Review of ‘City of Bones’ by Michael Connelly


City-of-bonesMichael Connelly, City of Bones (Boston: Little, Brown and Company, 2002). Hardcover | Paperback | Kindle

City of Bones is the eighth installment in Michael Connelly’s series of novels featuring Los Angeles homicide detective Harry Bosch. It opens on New Years Day, when Bosch is called to a home in Laurel Canyon. A dog has found a bone, and its owner, a medical doctor, is certain that it’s human. Bosch begins to investigate and unearths the majority of a skeleton. Forensic examination reveals that the body belonged to a young male who had suffered physical abuse throughout his short life.

Within days, Bosch knows the name of the victim, Arthur Delacroix, and the year of his murder, 1980. But who killed him, and why? Connelly leads readers through Bosch’s 13-day investigation with storytelling skill, leading us down investigative rabbit trails, only to corner the killer in the last pages of the book. In addition to the identity of the killer, those 13 days uncover secrets that destroy lives and families and threaten to end Bosch’s career.

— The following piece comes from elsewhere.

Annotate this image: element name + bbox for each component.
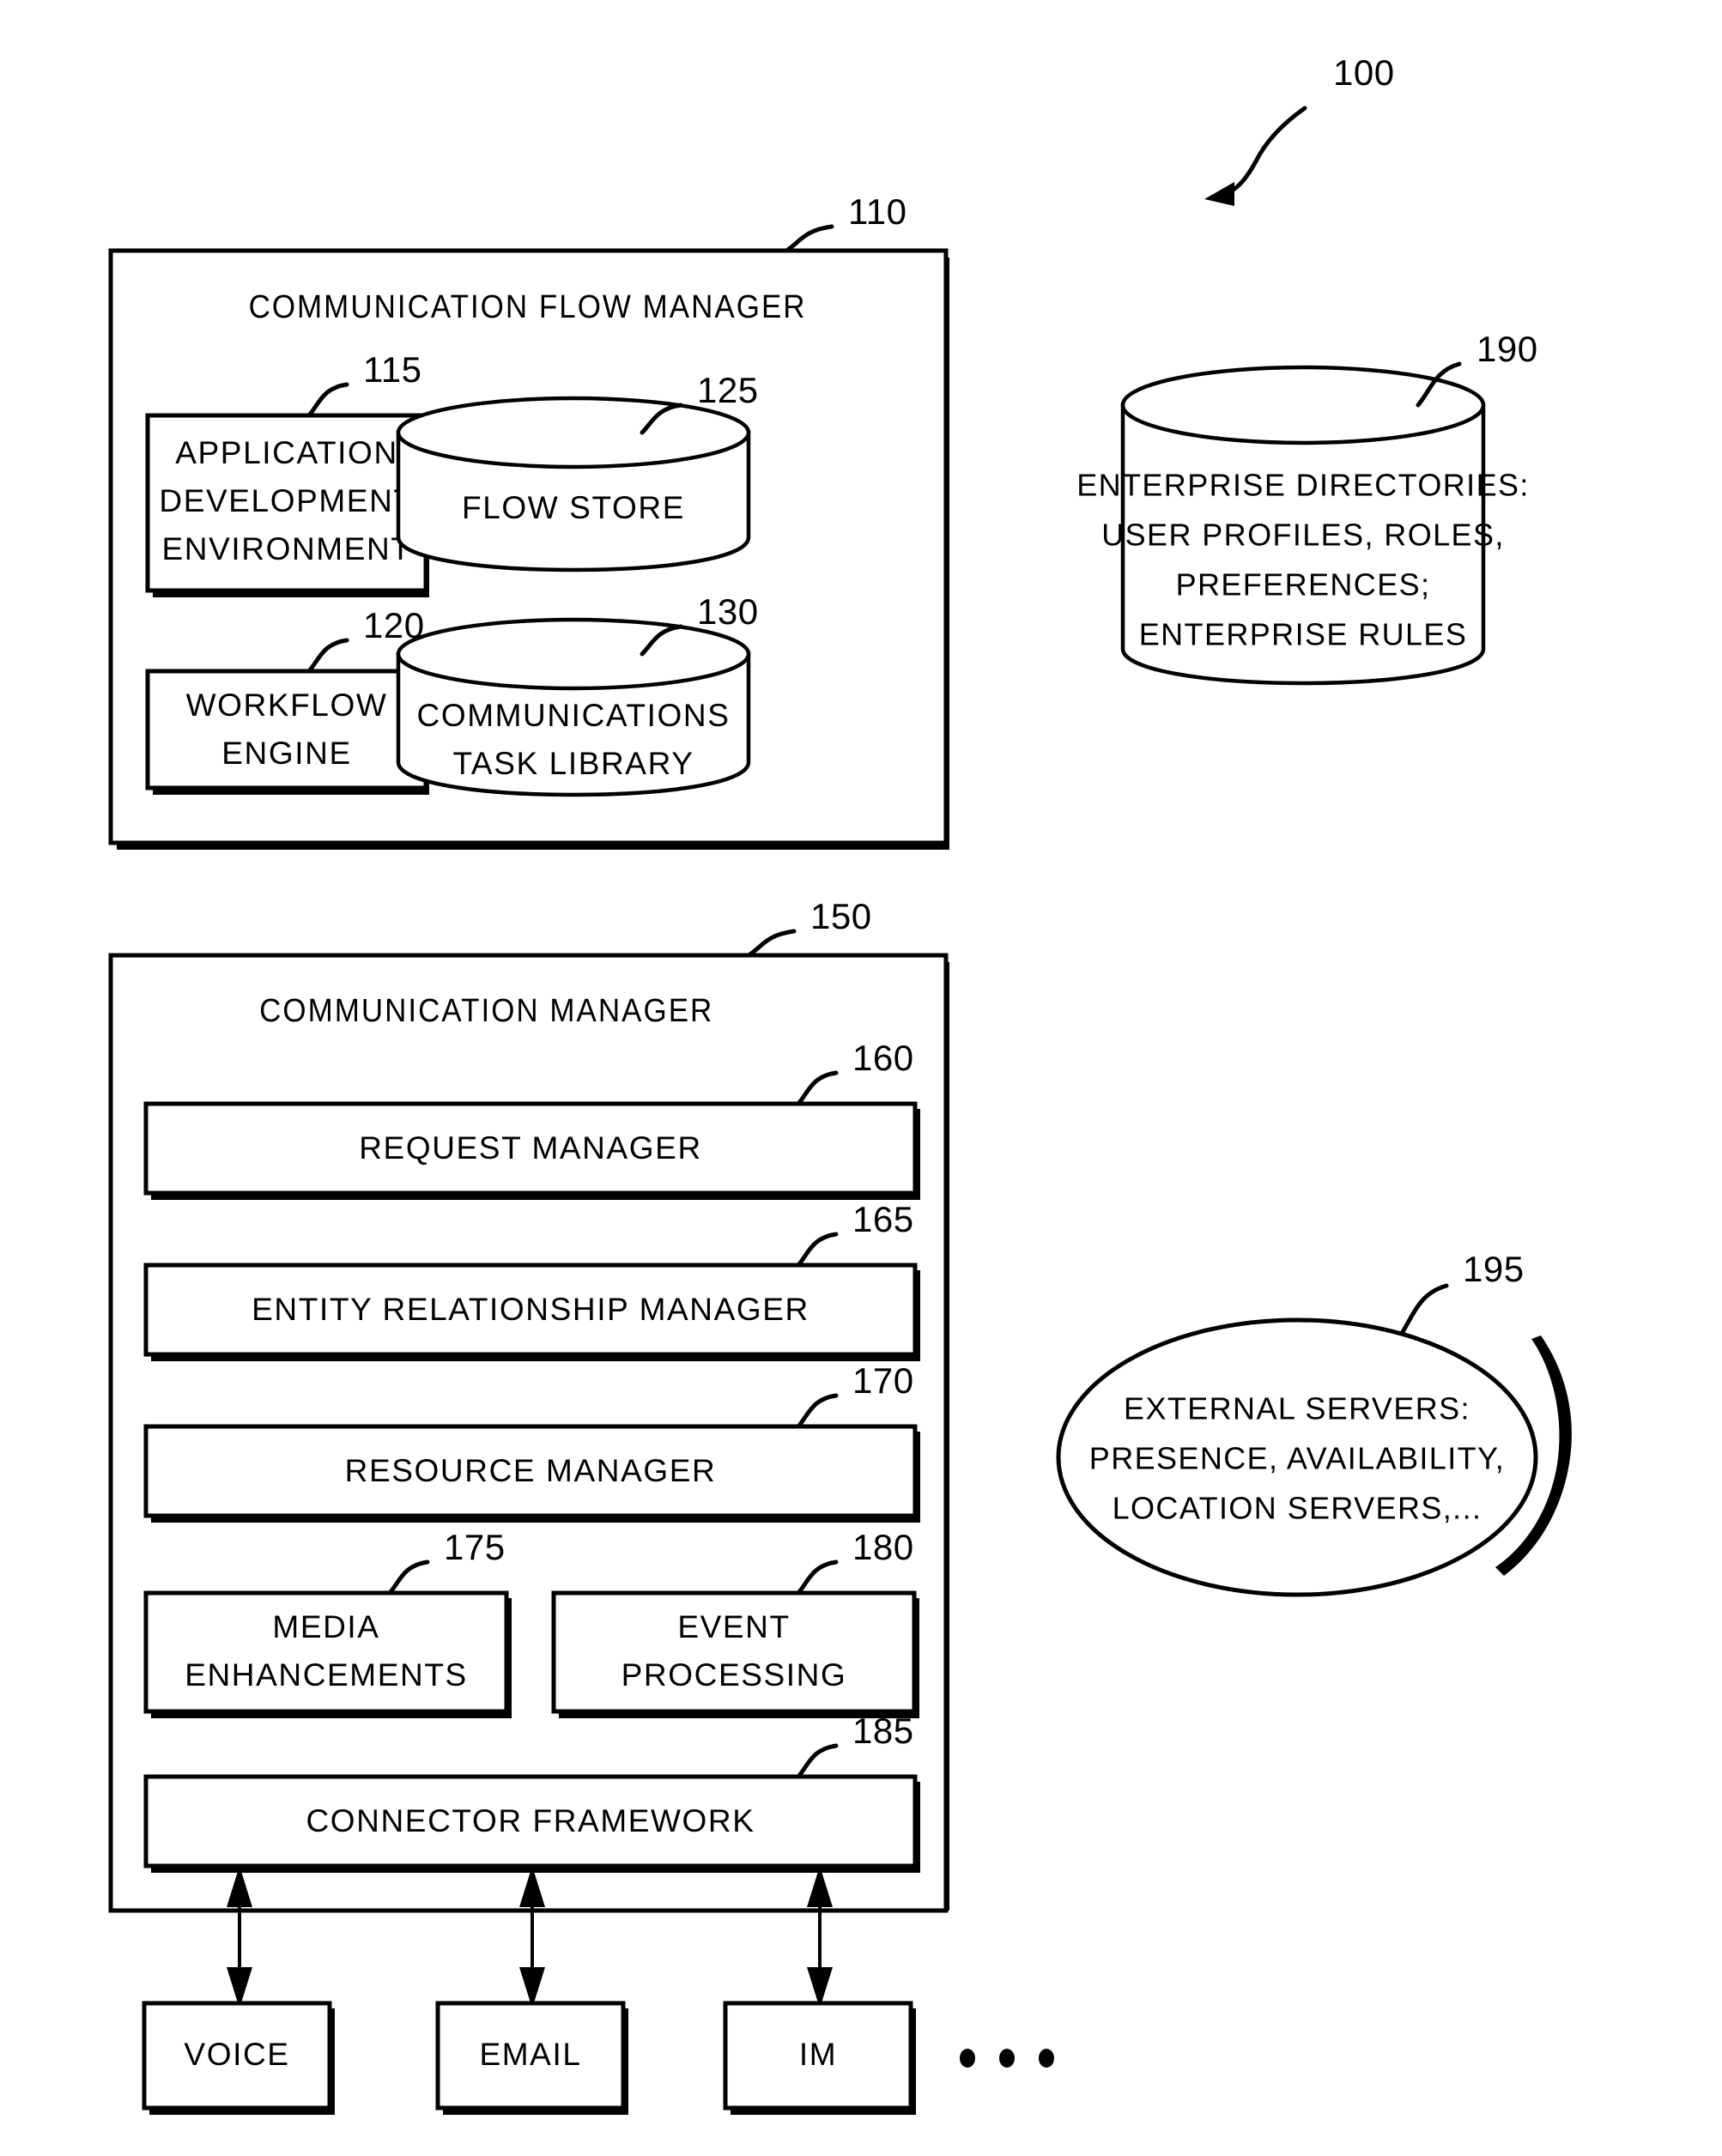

I was familiar with the plot of City of Bones before reading it. This book, along with Concrete Blonde, is the textual basis of the first season of Amazon’s Bosch series. The TV series took quite a few liberties with Concrete Blonde, but it hewed closely to the narrative of City of Bones, with a few, important exceptions. Still, it is a testament to Connelly’s storytelling skill that he captured my attention through the book despite the fact that I knew who the killer was all along.

I’ve reviewed a number of books in Connelly’s Harry Bosch series, together with books in his Mickey Halley and Terry McCaleb series. With one exception, I think each of them is well crafted and engaging. As a guy who likes to read mystery series featuring a lead character and returning cast of characters, I thoroughly enjoy Michael Connelly’s books and recommend them to people with similar tastes to mine.

Read the books in order, though. Each mystery is self-contained, but the character arc of Harry Bosch is worth making the time and effort to start from The Black Echo and work your way forward.